Supplementary figure 2: TNFα proliferation assay and western blotting of key apoptotic markers caspase 1, caspase 8 and caspase 3. (S2A‐S2C) TNFα proliferation experiment showing total numbers of cells (S2A) and cell viability (S2B) from which EVs containing medium was collected to determine M‐EVs concentrations using nanoparticle tracking analysis (S2C). Graphpad was used to perform a student t‐test to determine significance (** = p<0.01) . (S2D‐S2I) Western blotting analysis of cleaved caspase 1 (S2D‐S2E), caspase 8 (S2F‐S2G), caspase 3 (S2H‐S2I) in microglia C20 cells stimulated with nEVs or aEVs. Cells were either non‐activated or TNFα‐activated. The levels of cleaved fractions were calculated from 3 biological replicates and normalized to β−actin. Band intensities were determined by quantifying the mean pixel gray values using the ImageJ software. Flow cytometry was performed to determine the percentage of early signs of apoptosis in nEVs or aEVs stimulated cells, either TNFα‐activated or non‐activated. Graphpad was used to perform a one‐way ANOVA Dunnett's multiple comparison test to determine significance.

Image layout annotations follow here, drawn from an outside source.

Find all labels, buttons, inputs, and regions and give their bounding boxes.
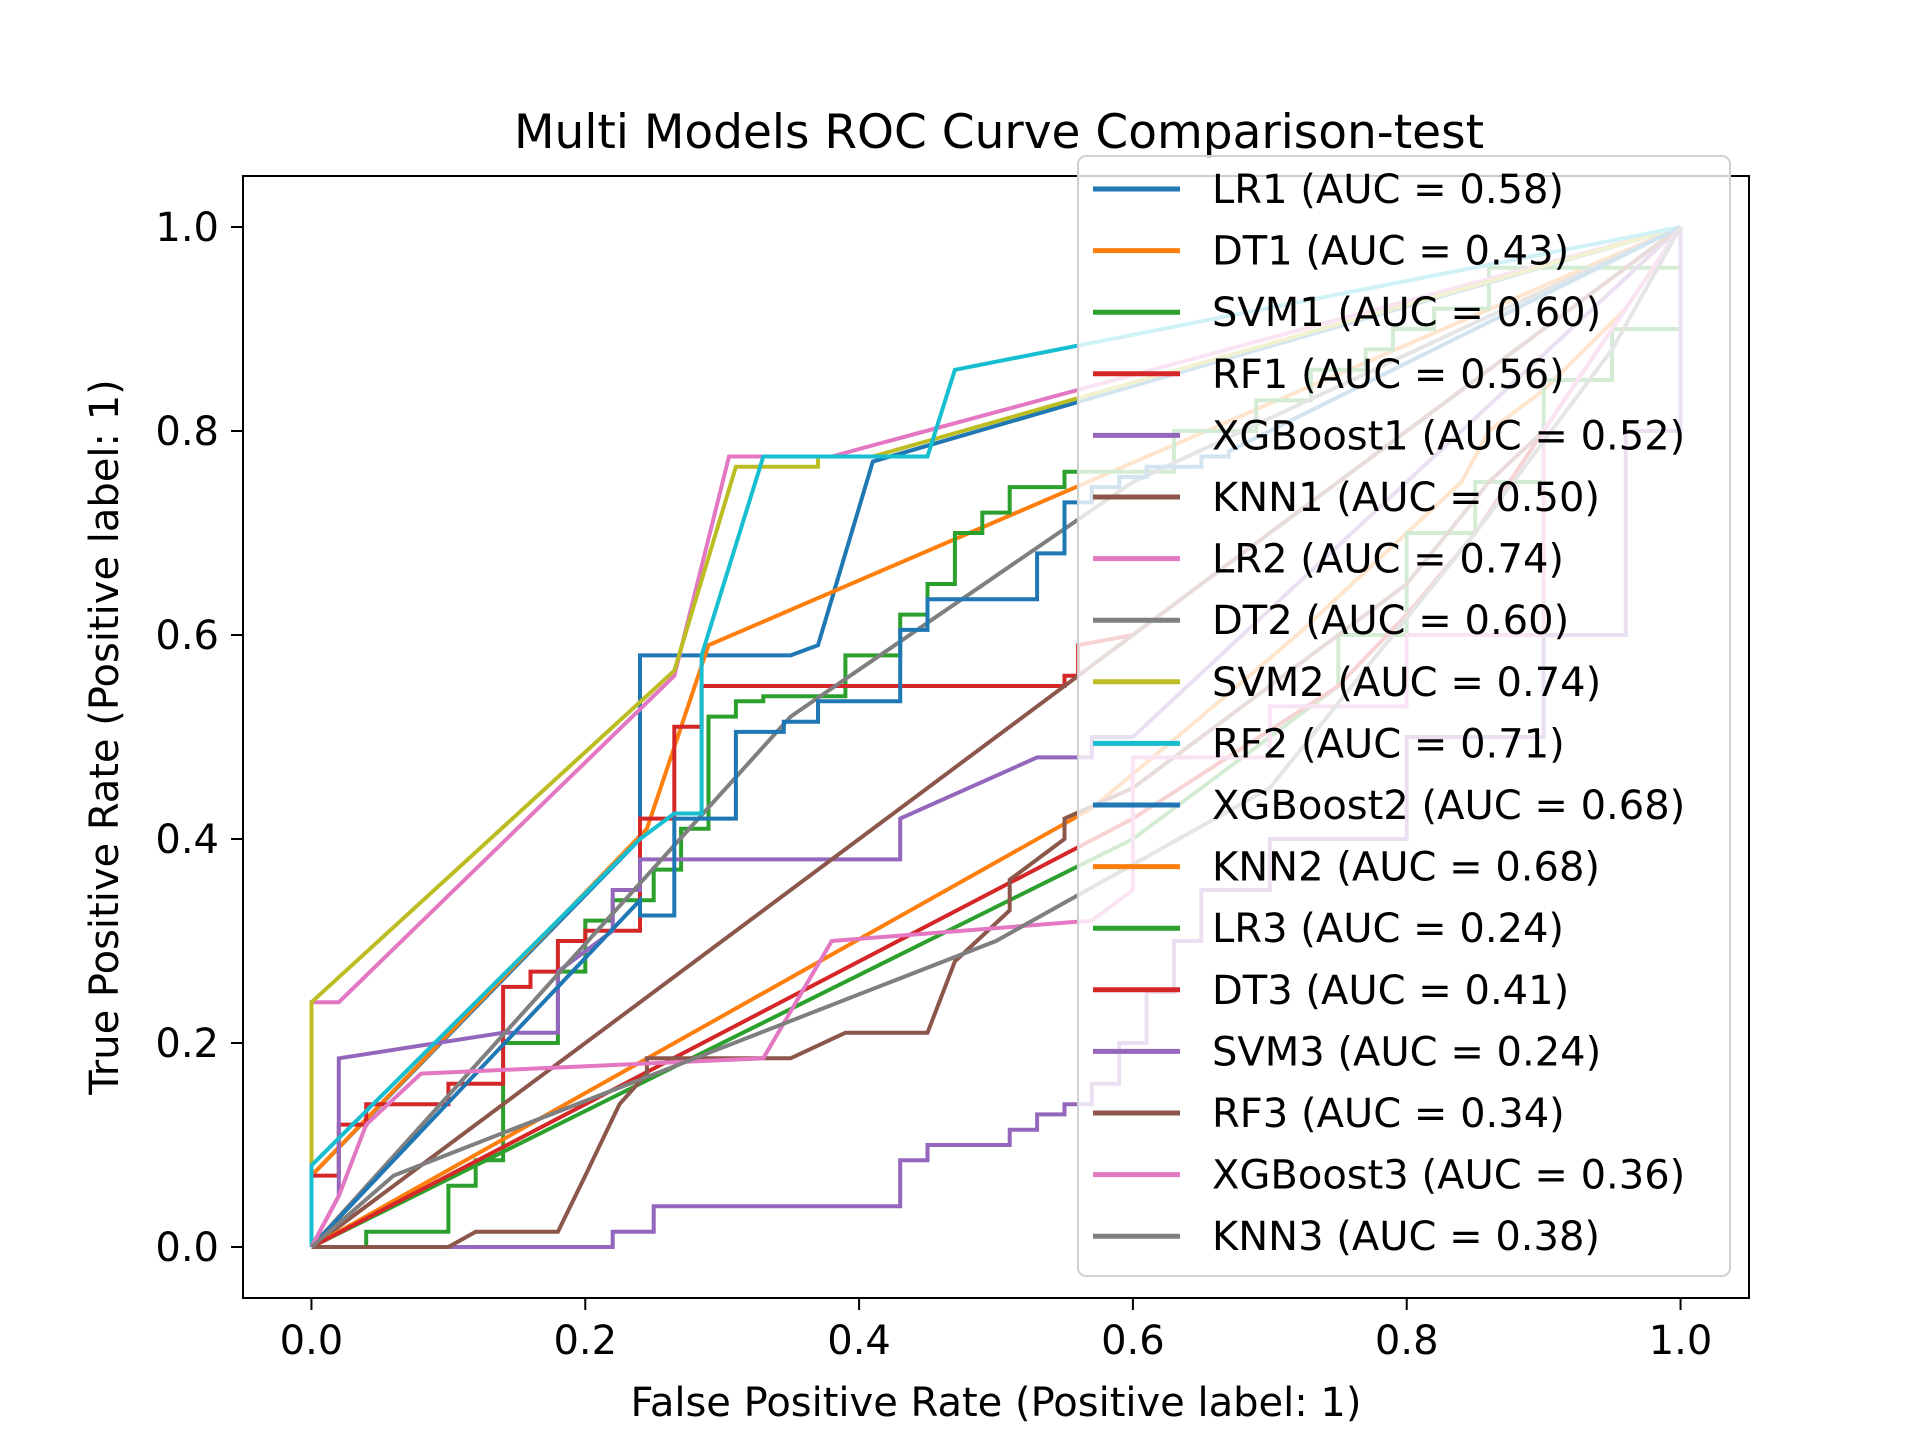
legend-box	[1077, 155, 1731, 1277]
legend-label-11: KNN2 (AUC = 0.68)	[1212, 845, 1600, 891]
y-axis-ticks: 0.0 0.2 0.4 0.6 0.8 1.0	[155, 205, 243, 1271]
legend-label-8: SVM2 (AUC = 0.74)	[1212, 660, 1601, 706]
x-tick-label: 0.0	[280, 1318, 344, 1364]
legend-label-17: KNN3 (AUC = 0.38)	[1212, 1214, 1600, 1260]
legend-label-4: XGBoost1 (AUC = 0.52)	[1212, 413, 1685, 459]
series-line-9	[309, 225, 1681, 1247]
legend-label-15: RF3 (AUC = 0.34)	[1212, 1091, 1565, 1137]
y-tick-label: 0.4	[155, 817, 219, 863]
y-tick-label: 0.8	[155, 409, 219, 455]
x-tick-label: 0.6	[1101, 1318, 1165, 1364]
y-tick-label: 0.6	[155, 613, 219, 659]
x-axis-ticks: 0.0 0.2 0.4 0.6 0.8 1.0	[280, 1298, 1713, 1364]
legend-label-3: RF1 (AUC = 0.56)	[1212, 352, 1565, 398]
legend-label-1: DT1 (AUC = 0.43)	[1212, 229, 1569, 275]
y-tick-label: 1.0	[155, 205, 219, 251]
legend-label-9: RF2 (AUC = 0.71)	[1212, 721, 1565, 767]
legend-label-13: DT3 (AUC = 0.41)	[1212, 968, 1569, 1014]
x-tick-label: 1.0	[1649, 1318, 1713, 1364]
legend-label-16: XGBoost3 (AUC = 0.36)	[1212, 1153, 1685, 1199]
x-tick-label: 0.2	[553, 1318, 617, 1364]
legend-label-14: SVM3 (AUC = 0.24)	[1212, 1029, 1601, 1075]
chart-title: Multi Models ROC Curve Comparison-test	[514, 105, 1484, 160]
legend-label-0: LR1 (AUC = 0.58)	[1212, 167, 1564, 213]
legend-label-5: KNN1 (AUC = 0.50)	[1212, 475, 1600, 521]
y-tick-label: 0.2	[155, 1021, 219, 1067]
legend: LR1 (AUC = 0.58) DT1 (AUC = 0.43) SVM1 (AU…	[1077, 155, 1731, 1277]
legend-label-2: SVM1 (AUC = 0.60)	[1212, 290, 1601, 336]
legend-label-7: DT2 (AUC = 0.60)	[1212, 598, 1569, 644]
y-axis-label: True Positive Rate (Positive label: 1)	[82, 379, 128, 1096]
x-tick-label: 0.4	[827, 1318, 891, 1364]
legend-label-6: LR2 (AUC = 0.74)	[1212, 537, 1564, 583]
legend-label-10: XGBoost2 (AUC = 0.68)	[1212, 783, 1685, 829]
legend-label-12: LR3 (AUC = 0.24)	[1212, 906, 1564, 952]
y-tick-label: 0.0	[155, 1225, 219, 1271]
x-axis-label: False Positive Rate (Positive label: 1)	[631, 1380, 1362, 1426]
plot-frame	[242, 175, 1750, 1299]
x-tick-label: 0.8	[1375, 1318, 1439, 1364]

Supplementary table 1: differential expressed gene counts tables from nEVs stimulated cells compared to non‐stimulated control cells.
Supplementary table 2: differential expressed gene counts tables from aEVs stimulated cells compared to non‐stimulated control cells.

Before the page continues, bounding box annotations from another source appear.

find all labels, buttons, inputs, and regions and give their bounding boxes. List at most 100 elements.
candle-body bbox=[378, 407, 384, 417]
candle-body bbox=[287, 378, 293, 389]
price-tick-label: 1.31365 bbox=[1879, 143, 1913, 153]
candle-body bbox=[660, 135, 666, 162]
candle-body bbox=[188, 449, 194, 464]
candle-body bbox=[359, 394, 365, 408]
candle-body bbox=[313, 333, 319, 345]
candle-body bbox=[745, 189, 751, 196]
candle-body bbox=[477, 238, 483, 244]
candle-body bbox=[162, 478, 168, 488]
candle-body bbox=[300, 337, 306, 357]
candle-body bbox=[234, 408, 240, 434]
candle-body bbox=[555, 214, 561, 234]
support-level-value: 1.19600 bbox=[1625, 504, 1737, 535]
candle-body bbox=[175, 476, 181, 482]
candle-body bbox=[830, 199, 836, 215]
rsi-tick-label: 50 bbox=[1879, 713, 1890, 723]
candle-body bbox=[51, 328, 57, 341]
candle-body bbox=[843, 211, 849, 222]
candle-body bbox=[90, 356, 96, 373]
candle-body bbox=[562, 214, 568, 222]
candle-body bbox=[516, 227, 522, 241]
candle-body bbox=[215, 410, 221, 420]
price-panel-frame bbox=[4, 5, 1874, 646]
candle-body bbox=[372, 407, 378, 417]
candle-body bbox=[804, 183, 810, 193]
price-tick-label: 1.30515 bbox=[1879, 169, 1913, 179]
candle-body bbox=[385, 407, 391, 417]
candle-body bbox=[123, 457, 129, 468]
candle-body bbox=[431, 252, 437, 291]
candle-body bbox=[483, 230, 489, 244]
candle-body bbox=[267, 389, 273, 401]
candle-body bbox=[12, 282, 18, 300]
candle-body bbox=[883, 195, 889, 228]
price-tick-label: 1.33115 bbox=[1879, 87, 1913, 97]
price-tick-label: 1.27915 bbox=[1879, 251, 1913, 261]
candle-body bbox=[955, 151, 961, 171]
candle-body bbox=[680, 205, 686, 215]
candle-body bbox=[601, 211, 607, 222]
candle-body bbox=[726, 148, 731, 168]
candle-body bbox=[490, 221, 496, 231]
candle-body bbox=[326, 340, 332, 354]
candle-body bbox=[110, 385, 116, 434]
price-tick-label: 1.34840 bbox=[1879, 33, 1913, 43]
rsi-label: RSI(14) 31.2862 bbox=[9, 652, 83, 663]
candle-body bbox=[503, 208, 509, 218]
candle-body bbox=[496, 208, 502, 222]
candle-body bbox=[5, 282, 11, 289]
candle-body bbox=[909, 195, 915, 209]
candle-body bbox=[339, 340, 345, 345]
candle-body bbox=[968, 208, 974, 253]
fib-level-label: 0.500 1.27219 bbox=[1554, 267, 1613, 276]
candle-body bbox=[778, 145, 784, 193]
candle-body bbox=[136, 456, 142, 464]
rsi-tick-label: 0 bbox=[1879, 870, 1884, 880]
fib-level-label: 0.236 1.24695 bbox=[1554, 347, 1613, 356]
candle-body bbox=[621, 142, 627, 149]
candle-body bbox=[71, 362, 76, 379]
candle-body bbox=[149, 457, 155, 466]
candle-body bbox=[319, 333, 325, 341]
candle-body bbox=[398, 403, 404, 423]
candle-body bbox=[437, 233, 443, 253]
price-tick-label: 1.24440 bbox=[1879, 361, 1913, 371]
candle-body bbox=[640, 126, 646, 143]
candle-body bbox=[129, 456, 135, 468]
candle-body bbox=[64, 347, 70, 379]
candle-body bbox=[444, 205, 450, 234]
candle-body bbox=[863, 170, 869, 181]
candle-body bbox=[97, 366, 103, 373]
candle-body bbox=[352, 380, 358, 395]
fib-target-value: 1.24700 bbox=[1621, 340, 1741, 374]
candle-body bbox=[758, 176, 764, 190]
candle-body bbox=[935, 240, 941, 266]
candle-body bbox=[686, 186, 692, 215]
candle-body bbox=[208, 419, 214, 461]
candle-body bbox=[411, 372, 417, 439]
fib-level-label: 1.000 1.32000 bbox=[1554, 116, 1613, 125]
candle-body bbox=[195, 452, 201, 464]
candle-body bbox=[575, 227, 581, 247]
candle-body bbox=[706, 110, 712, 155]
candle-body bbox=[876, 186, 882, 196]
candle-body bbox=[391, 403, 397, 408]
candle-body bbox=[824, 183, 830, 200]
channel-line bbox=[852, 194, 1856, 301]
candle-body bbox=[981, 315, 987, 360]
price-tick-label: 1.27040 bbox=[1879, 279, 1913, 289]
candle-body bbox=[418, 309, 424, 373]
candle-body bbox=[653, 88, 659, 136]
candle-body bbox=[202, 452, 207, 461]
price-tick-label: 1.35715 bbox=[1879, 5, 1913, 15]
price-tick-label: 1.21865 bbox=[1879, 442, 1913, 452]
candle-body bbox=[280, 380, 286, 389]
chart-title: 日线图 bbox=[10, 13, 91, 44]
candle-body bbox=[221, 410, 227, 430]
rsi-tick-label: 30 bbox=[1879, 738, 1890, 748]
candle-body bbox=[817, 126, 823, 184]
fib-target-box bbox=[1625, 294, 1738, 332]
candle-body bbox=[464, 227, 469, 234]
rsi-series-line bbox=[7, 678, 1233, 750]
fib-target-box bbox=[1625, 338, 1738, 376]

Supplementary table 3: differential expressed gene counts tables from nEVs + TNFα‐stimulated cells compared to TNFα only‐stimulated cells.
Supplementary table 4: differential expressed gene counts tables from aEVs + TNFα‐stimulated cells compared to control TNFα only‐stimulated cells.
Supplementary table 5: qPCR primer sequences.
Data Availability Statement
The datasets used and/or analyzed during the current study are available from the corresponding author on reasonable request.